Third, duration. When aligning investment duration with realistic liquidity needs, there’s more to it than when the cash is needed. Can you optimize returns without constraining liquidity? What is the cost to break the terms of the investment? When you’re ready to sell, will there be a buyer? The auction rate securities market has proven that this could be a challenge.

Fourth, counterparty risk. Examine counterparty practices, history and management processes. Also assess the strength of sponsoring institutions. For banks, look at the strength of their balance sheets. For money market mutual funds, evaluate the credit processes, sponsorship, fund size and investor base.

In times of market turmoil, it makes more sense than ever to review operating practices. Two questions should drive this review—what are your processes and who is overseeing them? Use the age-old principle of dual control: The person initiating a transaction must not be the person approving the transaction.

Assess your oversight and compliance processes for cash management and investments, or if there is a custodial arrangement, for securities trading, accounting and reconciliation.

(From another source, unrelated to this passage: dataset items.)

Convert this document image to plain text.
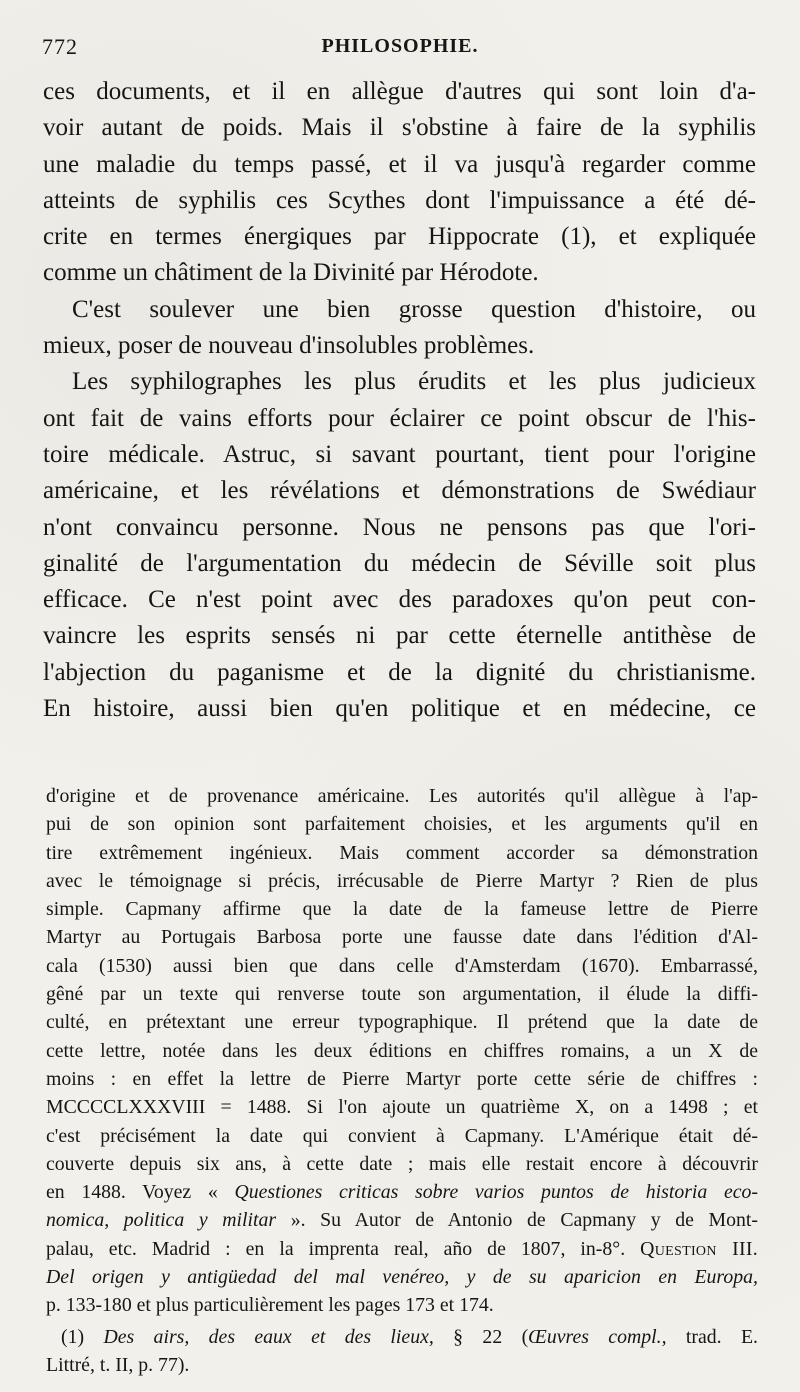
772	PHILOSOPHIE.

ces documents, et il en allègue d'autres qui sont loin d'a-
voir autant de poids. Mais il s'obstine à faire de la syphilis
une maladie du temps passé, et il va jusqu'à regarder comme
atteints de syphilis ces Scythes dont l'impuissance a été dé-
crite en termes énergiques par Hippocrate (1), et expliquée
comme un châtiment de la Divinité par Hérodote.

C'est soulever une bien grosse question d'histoire, ou
mieux, poser de nouveau d'insolubles problèmes.

Les syphilographes les plus érudits et les plus judicieux
ont fait de vains efforts pour éclairer ce point obscur de l'his-
toire médicale. Astruc, si savant pourtant, tient pour l'origine
américaine, et les révélations et démonstrations de Swédiaur
n'ont convaincu personne. Nous ne pensons pas que l'ori-
ginalité de l'argumentation du médecin de Séville soit plus
efficace. Ce n'est point avec des paradoxes qu'on peut con-
vaincre les esprits sensés ni par cette éternelle antithèse de
l'abjection du paganisme et de la dignité du christianisme.
En histoire, aussi bien qu'en politique et en médecine, ce

d'origine et de provenance américaine. Les autorités qu'il allègue à l'ap-
pui de son opinion sont parfaitement choisies, et les arguments qu'il en
tire extrêmement ingénieux. Mais comment accorder sa démonstration
avec le témoignage si précis, irrécusable de Pierre Martyr ? Rien de plus
simple. Capmany affirme que la date de la fameuse lettre de Pierre
Martyr au Portugais Barbosa porte une fausse date dans l'édition d'Al-
cala (1530) aussi bien que dans celle d'Amsterdam (1670). Embarrassé,
gêné par un texte qui renverse toute son argumentation, il élude la diffi-
culté, en prétextant une erreur typographique. Il prétend que la date de
cette lettre, notée dans les deux éditions en chiffres romains, a un X de
moins : en effet la lettre de Pierre Martyr porte cette série de chiffres :
MCCCCLXXXVIII = 1488. Si l'on ajoute un quatrième X, on a 1498 ; et
c'est précisément la date qui convient à Capmany. L'Amérique était dé-
couverte depuis six ans, à cette date ; mais elle restait encore à découvrir
en 1488. Voyez « Questiones criticas sobre varios puntos de historia eco-
nomica, politica y militar ». Su Autor de Antonio de Capmany y de Mont-
palau, etc. Madrid : en la imprenta real, año de 1807, in-8°. Question III.
Del origen y antigüedad del mal venéreo, y de su aparicion en Europa,
p. 133-180 et plus particulièrement les pages 173 et 174.
(1) Des airs, des eaux et des lieux, § 22 (Œuvres compl., trad. E.
Littré, t. II, p. 77).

Daily, real-time information reporting provided by banks gives treasurers an efficient way to track activity and provide transparency for cash and securities flows.

For global operations—especially in countries such as China, India or Venezuela—regulations can trap cash. Headquarters’ visibility into local activities is critical. It is important not only to monitor yields and cash flows, but also to track the controls that ensure local compliance with company-wide cash or investment management policies and guidelines.

Sustaining the flow of liquidity and preserving investment principal—not primary concerns in the recent past—have come to the forefront. Faced with continued market uncertainty, companies are strengthening their investment processes with the goal of achieving solid, risk-adjusted returns even in the worst of times.